Retirees seek reasonable, consistent yield without a threat to the nest egg. I am continuing my series on my favorite method for achieving this objective. While this is not investment advice for any specific reader, I hope that some will find it both interesting and useful.

Introduction

The program, simply described, consists of buying a good dividend stock and selling a call against the position. While there are many dividend programs and many covered call programs, there is a powerful synergy from putting them together. There is also skill in choosing suitable stocks and the right call to sell. Beyond the initial trade, there are many questions about how to handle the movement in the underlying stocks. I thank everyone who has joined in the comments. There are many good ideas for new themes and examples for future posts.
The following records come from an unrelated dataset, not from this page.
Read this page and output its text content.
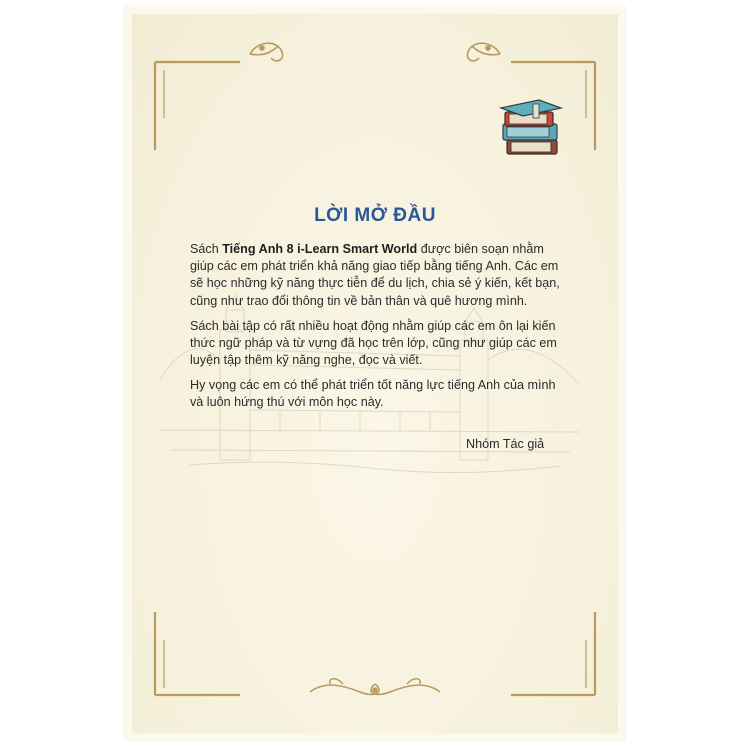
LỜI MỞ ĐẦU

Sách Tiếng Anh 8 i-Learn Smart World được biên soạn nhằm giúp các em phát triển khả năng giao tiếp bằng tiếng Anh. Các em sẽ học những kỹ năng thực tiễn để du lịch, chia sẻ ý kiến, kết bạn, cũng như trao đổi thông tin về bản thân và quê hương mình.

Sách bài tập có rất nhiều hoạt động nhằm giúp các em ôn lại kiến thức ngữ pháp và từ vựng đã học trên lớp, cũng như giúp các em luyện tập thêm kỹ năng nghe, đọc và viết.

Hy vọng các em có thể phát triển tốt năng lực tiếng Anh của mình và luôn hứng thú với môn học này.

Nhóm Tác giả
While I cannot explain everything in a single post, the entire series will provide a comprehensive look. Every trade is something we actually made for client accounts. Here is a review of the past articles, the stock cited, the issue illustrated, and a comment on where we stand.
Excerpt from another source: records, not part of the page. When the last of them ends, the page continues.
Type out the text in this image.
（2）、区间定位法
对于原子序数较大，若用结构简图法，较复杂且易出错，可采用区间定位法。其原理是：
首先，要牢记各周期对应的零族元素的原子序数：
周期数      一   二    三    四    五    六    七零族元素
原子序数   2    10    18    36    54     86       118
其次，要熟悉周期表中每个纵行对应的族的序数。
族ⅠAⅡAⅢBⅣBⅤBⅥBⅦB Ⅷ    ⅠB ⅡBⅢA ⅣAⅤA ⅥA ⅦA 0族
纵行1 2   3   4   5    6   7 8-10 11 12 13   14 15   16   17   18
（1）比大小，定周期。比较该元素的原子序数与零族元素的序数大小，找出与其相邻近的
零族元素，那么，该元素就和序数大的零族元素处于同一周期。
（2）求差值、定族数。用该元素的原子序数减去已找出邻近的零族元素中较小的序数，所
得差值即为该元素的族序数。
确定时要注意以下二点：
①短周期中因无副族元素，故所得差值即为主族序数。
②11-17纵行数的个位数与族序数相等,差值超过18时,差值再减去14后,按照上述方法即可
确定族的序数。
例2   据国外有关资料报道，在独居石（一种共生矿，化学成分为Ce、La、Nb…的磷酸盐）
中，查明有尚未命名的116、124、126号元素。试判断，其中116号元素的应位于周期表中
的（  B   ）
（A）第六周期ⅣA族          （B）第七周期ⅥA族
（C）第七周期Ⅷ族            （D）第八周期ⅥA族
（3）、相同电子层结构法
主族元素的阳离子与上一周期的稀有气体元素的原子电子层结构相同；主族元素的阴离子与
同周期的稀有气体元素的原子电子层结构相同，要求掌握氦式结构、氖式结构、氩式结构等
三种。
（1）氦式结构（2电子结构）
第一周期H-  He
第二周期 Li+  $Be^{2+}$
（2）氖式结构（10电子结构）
1 IBM Stock selection Stock has declined and then rebounded. Will the calls expire worthless? If so, which new ones will we sell? Too soon to say.
2 T Which call to sell We sold the DEC 30 call which is now slightly ITM. With many good alternatives, we may let the stock be called away.
3 GIS Position management We are short the JAN 47.5 call, which is significantly out of the money after the recent market decline. We’ll collect the dividend in early January and reassess.
4 SJM Losing a stock via assignment The choice of call, based on our willingness to sell, worked well. The stock has declined again, making it a promising candidate for a new round.
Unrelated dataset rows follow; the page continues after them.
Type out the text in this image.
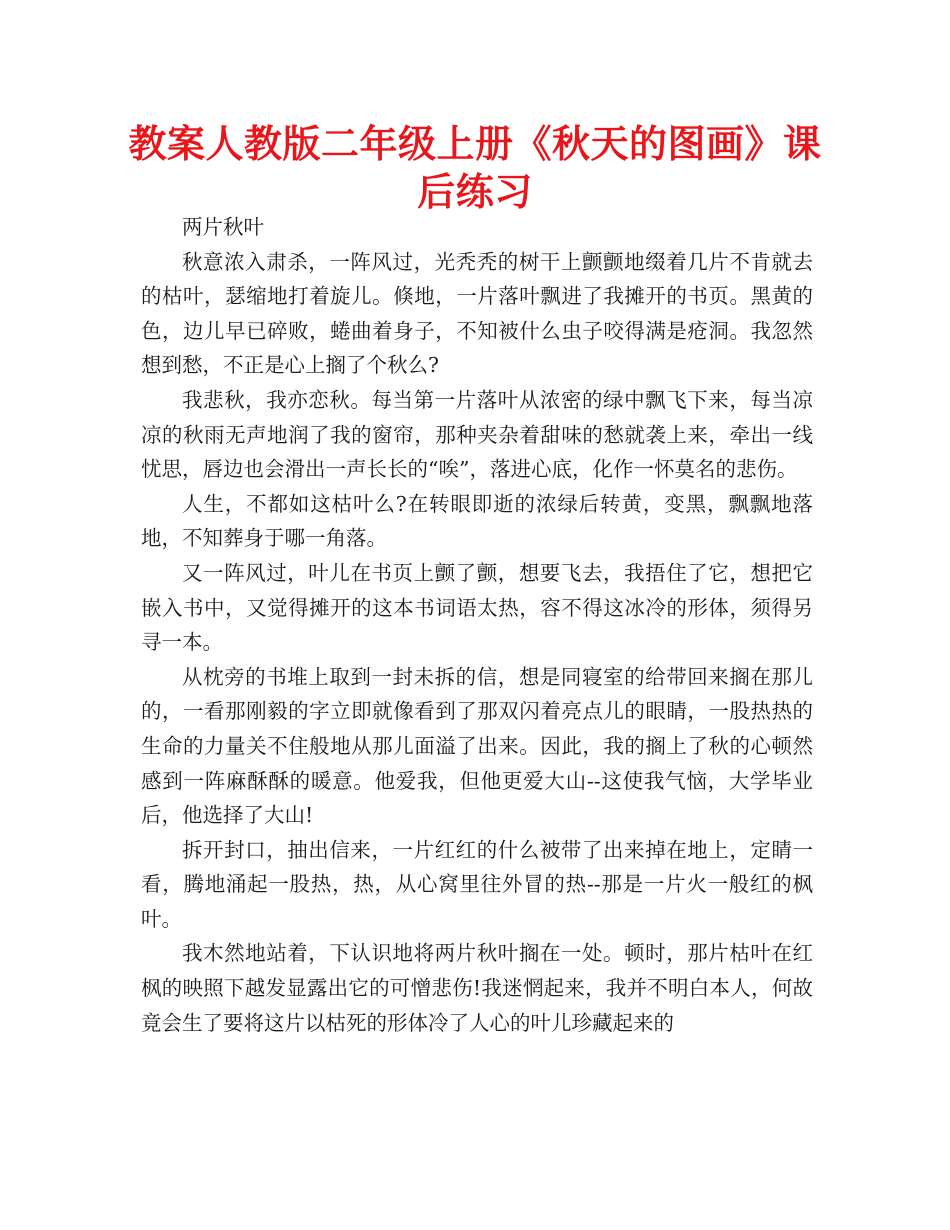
教案人教版二年级上册《秋天的图画》课后练习

两片秋叶

秋意浓入肃杀，一阵风过，光秃秃的树干上颤颤地缀着几片不肯就去的枯叶，瑟缩地打着旋儿。倏地，一片落叶飘进了我摊开的书页。黑黄的色，边儿早已碎败，蜷曲着身子，不知被什么虫子咬得满是疮洞。我忽然想到愁，不正是心上搁了个秋么?

我悲秋，我亦恋秋。每当第一片落叶从浓密的绿中飘飞下来，每当凉凉的秋雨无声地润了我的窗帘，那种夹杂着甜味的愁就袭上来，牵出一线忧思，唇边也会滑出一声长长的“唉”，落进心底，化作一怀莫名的悲伤。

人生，不都如这枯叶么?在转眼即逝的浓绿后转黄，变黑，飘飘地落地，不知葬身于哪一角落。

又一阵风过，叶儿在书页上颤了颤，想要飞去，我捂住了它，想把它嵌入书中，又觉得摊开的这本书词语太热，容不得这冰冷的形体，须得另寻一本。

从枕旁的书堆上取到一封未拆的信，想是同寝室的给带回来搁在那儿的，一看那刚毅的字立即就像看到了那双闪着亮点儿的眼睛，一股热热的生命的力量关不住般地从那儿面溢了出来。因此，我的搁上了秋的心顿然感到一阵麻酥酥的暖意。他爱我，但他更爱大山--这使我气恼，大学毕业后，他选择了大山!

拆开封口，抽出信来，一片红红的什么被带了出来掉在地上，定睛一看，腾地涌起一股热，热，从心窝里往外冒的热--那是一片火一般红的枫叶。

我木然地站着，下认识地将两片秋叶搁在一处。顿时，那片枯叶在红枫的映照下越发显露出它的可憎悲伤!我迷惘起来，我并不明白本人，何故竟会生了要将这片以枯死的形体冷了人心的叶儿珍藏起来的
Royal Dutch Shell: Diversity and Timing

I have been emphasizing the importance of viewing the program as a portfolio instead of worrying about how you are doing on each trade. To do this successfully you should avoid being overloaded in a single sector. In general, I have no more than two positions (out of fourteen) in the same market sector. Sector timing can also be helpful. Since I view oil prices as near a technical and fundamental support level, this is a good time to add an oil stock.

Let’s see how Royal Dutch Shell (RDS.A) fits the bill.

Review: Choosing a Suitable Stock

I discuss this more fully in the IBM article (check table above). The best stocks for this approach have the following characteristics:

  • A reasonable dividend – 2.5% or more is fine.
  • A good balance sheet.
  • A reasonable payout ratio, providing confidence that the dividend can be maintained.
  • Limited downside risk.
    • A cheap stock on a P/E basis.
    • Evidence of technical support.

We do not care about the immediate chances for an upside move. We do not care about the “organic” earnings growth versus share buybacks. We do not care if the stock is out of favor or boring.

We seek a safe platform for selling calls. Wherever someone sees a “value trap,” we see a candidate for this program.

Let’s start with the dividend history for RDS-A. The current level is fine, but the pattern clearly reflects some of the change in oil prices.


For valuation, I use FAST Graphs to verify that the price is attractive. It looks quite good now and will be even better if oil price upside provides an additional earnings boost.


The Trade

This investment included two elements, both executed on 11/19:

  • We purchased stock at $61.50.
  • We sold the JAN 65 C for eighty-two cents.
  • There is no scheduled dividend before the call expires.

Here is the chart.


Despite the market pressure, we are down only slightly on the stock prices. Our time period is two months, a bit longer than we typically choose. Why? The January choices all looked better than those in December. If the call expires worthless, it will represent an annualized gain of about 8%. In exchange for a slightly lower than usual return on the call sale, we have a potential upside of $3.50 on the stock. If the stock is called away at that price, we’ll have an annualized return on the stock portion of over 40%. This tradeoff reflects our attitude about the stock and sector potential.

Key Lessons

  1. Choosing a stock includes both the standard criteria and how well it fits the portfolio.
  2. Portfolio management includes both diversification and choosing sectors that are trading at support levels.
  3. The call sold can tilt either toward maximizing the premium or allowing more room for appreciation.

Putting It All Together

One advantage of this program in times of market stress is that the checks keep coming. Of our targeted portfolio yield of 9%, 4/5 of it comes from selling calls. Most people can take 5% yield on the original investment and reinvest the rest. The yield payout comes from the dividends and call sales, not from selling our stocks. In that sense, it is like a regular dividend program. An advantage is that if the underlying stocks decline, the reinvested yield increases your position size. You are “buying low.” When stocks are sold (closing above the target price) you are “selling high.”

Can It Work for You?

The RDS.A idea is still a good one, as are some of the past choices. Experience is good, but you should start small while you get the hang of this method.